With this tech-centric message, Ross, author of the book Industries of the Future, is riding a wave of political activism that has coursed through the tech industry during Trump's tenure as president. Speculation has swirled that Facebook's Mark Zuckerberg is plotting a presidential run. Just this week, reports suggested Sam Altman, who heads up the incubator Y Combinator, may run for governor of California. All of this political foment feels like an industry suddenly reckoning with an awareness that the wealth and opportunity it’s created isn't evenly distributed across the country. By engaging with the political process, techies seem to hope they can ensure public policies prepare people for the swift pace of technological change the industry is spurring---and ensure those policies don't stand in the way of those changes.
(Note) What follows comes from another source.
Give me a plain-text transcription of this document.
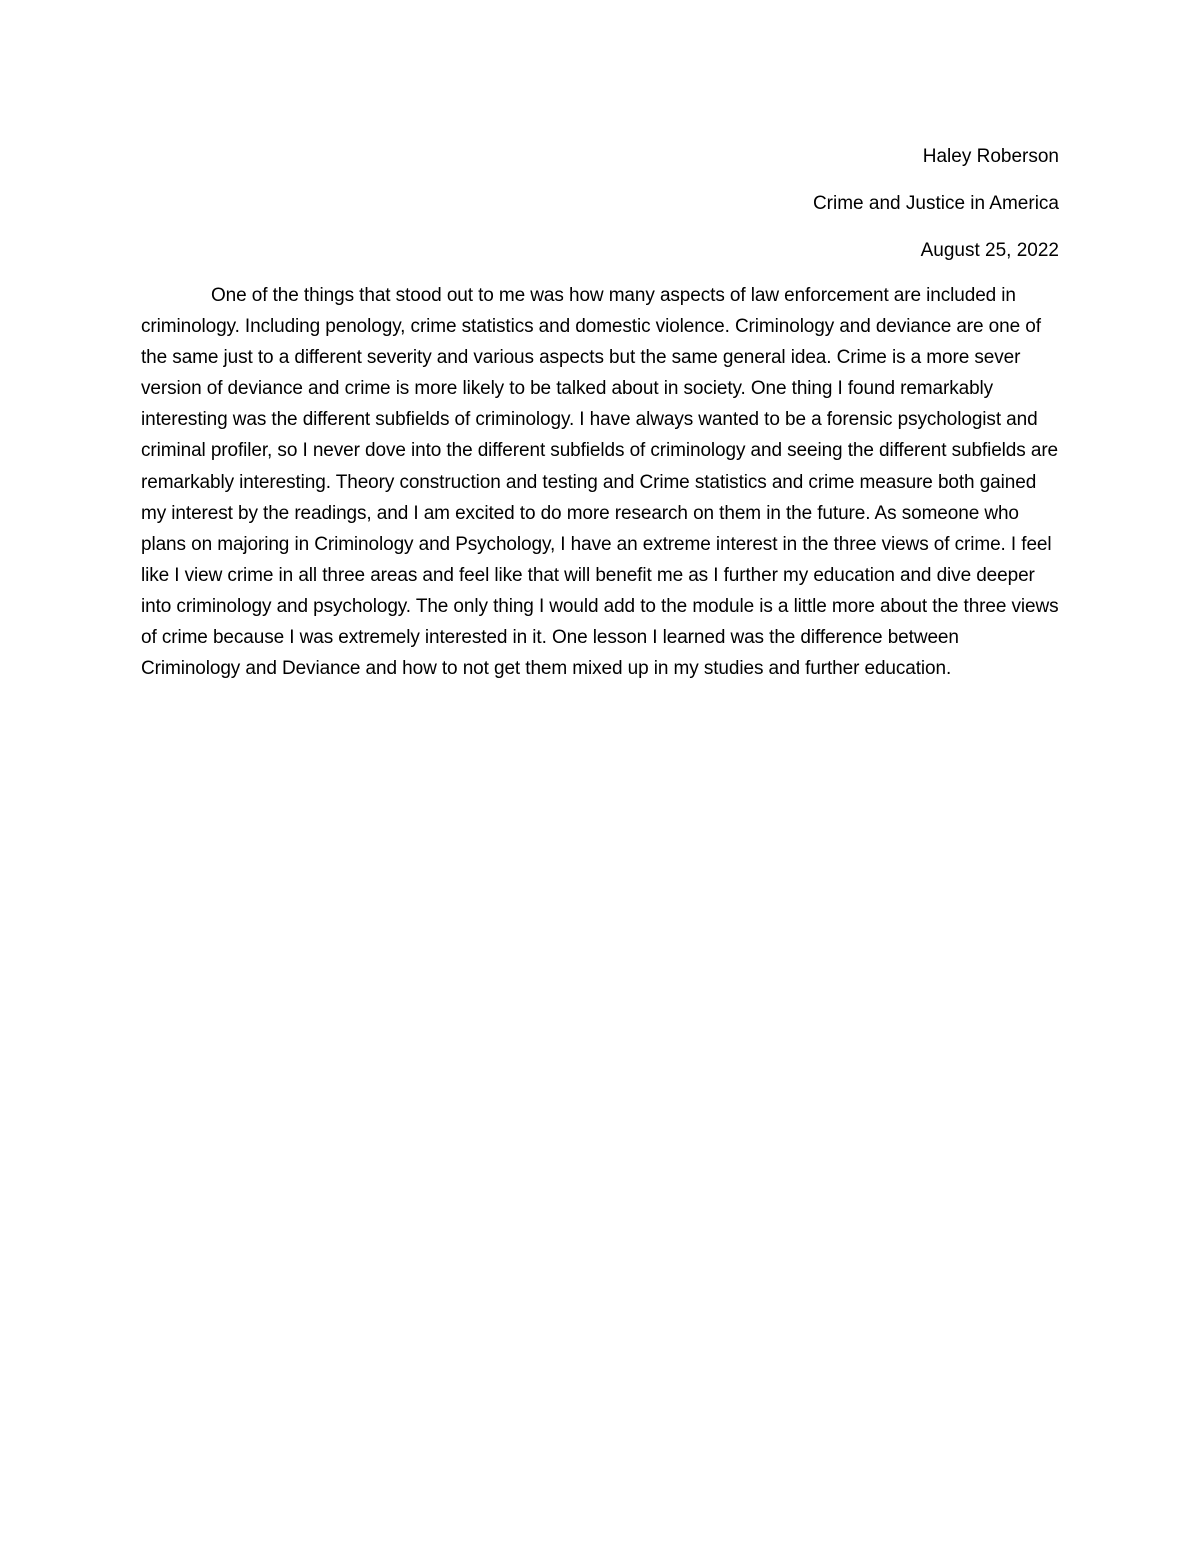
Haley Roberson
Crime and Justice in America
August 25, 2022

One of the things that stood out to me was how many aspects of law enforcement are included in criminology. Including penology, crime statistics and domestic violence. Criminology and deviance are one of the same just to a different severity and various aspects but the same general idea. Crime is a more sever version of deviance and crime is more likely to be talked about in society. One thing I found remarkably interesting was the different subfields of criminology. I have always wanted to be a forensic psychologist and criminal profiler, so I never dove into the different subfields of criminology and seeing the different subfields are remarkably interesting. Theory construction and testing and Crime statistics and crime measure both gained my interest by the readings, and I am excited to do more research on them in the future. As someone who plans on majoring in Criminology and Psychology, I have an extreme interest in the three views of crime. I feel like I view crime in all three areas and feel like that will benefit me as I further my education and dive deeper into criminology and psychology. The only thing I would add to the module is a little more about the three views of crime because I was extremely interested in it. One lesson I learned was the difference between Criminology and Deviance and how to not get them mixed up in my studies and further education.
Compared to these Silicon Valley aspirants, Ross is a relative political insider. Before working at the State Department, he founded a non-profit that advocated for closing the digital divide. In 2008, he helped craft then-candidate Barack Obama's technology platform. Still, he doesn't pretend this bid for governor is the fulfillment of some lifelong dream. Ross's decision to run, he admits, was "purely a bi-product of Trump’s election."
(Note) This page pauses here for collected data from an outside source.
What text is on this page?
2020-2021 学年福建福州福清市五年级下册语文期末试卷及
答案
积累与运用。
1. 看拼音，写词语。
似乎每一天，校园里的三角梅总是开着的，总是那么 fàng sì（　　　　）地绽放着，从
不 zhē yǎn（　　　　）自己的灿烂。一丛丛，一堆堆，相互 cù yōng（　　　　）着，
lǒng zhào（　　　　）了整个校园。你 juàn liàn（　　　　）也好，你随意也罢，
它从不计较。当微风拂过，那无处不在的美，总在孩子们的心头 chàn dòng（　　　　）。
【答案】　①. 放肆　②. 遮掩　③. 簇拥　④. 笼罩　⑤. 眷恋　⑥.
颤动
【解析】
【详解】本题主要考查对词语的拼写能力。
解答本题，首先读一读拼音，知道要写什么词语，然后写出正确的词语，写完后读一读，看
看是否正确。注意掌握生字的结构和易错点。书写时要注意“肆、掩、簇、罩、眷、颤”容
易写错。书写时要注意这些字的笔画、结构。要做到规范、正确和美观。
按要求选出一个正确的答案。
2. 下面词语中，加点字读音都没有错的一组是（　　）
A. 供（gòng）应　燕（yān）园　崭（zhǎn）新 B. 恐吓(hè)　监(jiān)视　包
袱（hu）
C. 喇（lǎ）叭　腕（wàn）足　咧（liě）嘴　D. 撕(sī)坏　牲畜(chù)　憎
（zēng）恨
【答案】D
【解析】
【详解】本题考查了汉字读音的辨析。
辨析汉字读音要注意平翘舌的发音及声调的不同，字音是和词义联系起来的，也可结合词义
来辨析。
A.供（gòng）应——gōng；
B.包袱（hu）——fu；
"I want the resistance to begin, literally, as you cross under the sign saying, 'Welcome to Maryland,'" he says. With a Republican White House and a Republican-controlled Congress, Ross believes state houses are the only places where Democrats can push their agenda.

That's not to say that computer science education is necessarily a partisan issue. In 2015, Asa Hutchinson of Arkansas became the first governor to sign legislation requiring computer science in public and charter high schools. Indeed, computer science education ties pretty neatly into President Trump's promises. "For manufacturing jobs to come back to the US, they're going to come to the country that has the best robots," says Hadi Partovi, CEO of Code.org, a group that advocates for computer science education, but doesn't endorse candidates for office. "We should be the country that has the best robots."

Ross would take the Arkansas plan even further, requiring computer science courses at all grade levels. He wants the state to invest heavily in teacher training, develop standards and curricula for the classroom, and create a community of businesses and universities that would place students in internships and jobs.

But the first-time candidate still has a long path to walk before he gets to the governor’s house. Current governor Larry Hogan, a Republican in this typically blue state, still enjoys a 65 percent approval rating, though polls show voters are less thrilled about his re-election prospects. It's also unclear who Ross will eventually face in the primary to become the Democratic candidate in the 2018 contest .

A more pressing question: Will the people of Maryland be energized by what may seem an elitist message? Hillary Clinton proposed a similar plan as a candidate for president, but voters seemed more receptive to then-candidate Trump's plan to bring back old-school manufacturing jobs.

Which is why experts say it’s critical for Ross to position computer science not just as an onramp to a swanky career as a programmer but as a fundamental part of a child’s education, no different from math or biology. “It should not be presented as an elite way to gain a foothold working in Silicon Valley,” says Mark Muro, a senior fellow at the Brookings Institute. “It’s a basic matter of literacy to be comfortable with and adept at emerging digital technology.”

Ross heartily agrees. “Folks know that computer code is the alphabet that much of the future is going to be written in,” he says. “But unlike reading, writing, and arithmetic, most parents can’t teach their kids how to code.” A plan like his might not help those parents from being left behind in a changing economy. But it could at least ensure their children won’t be.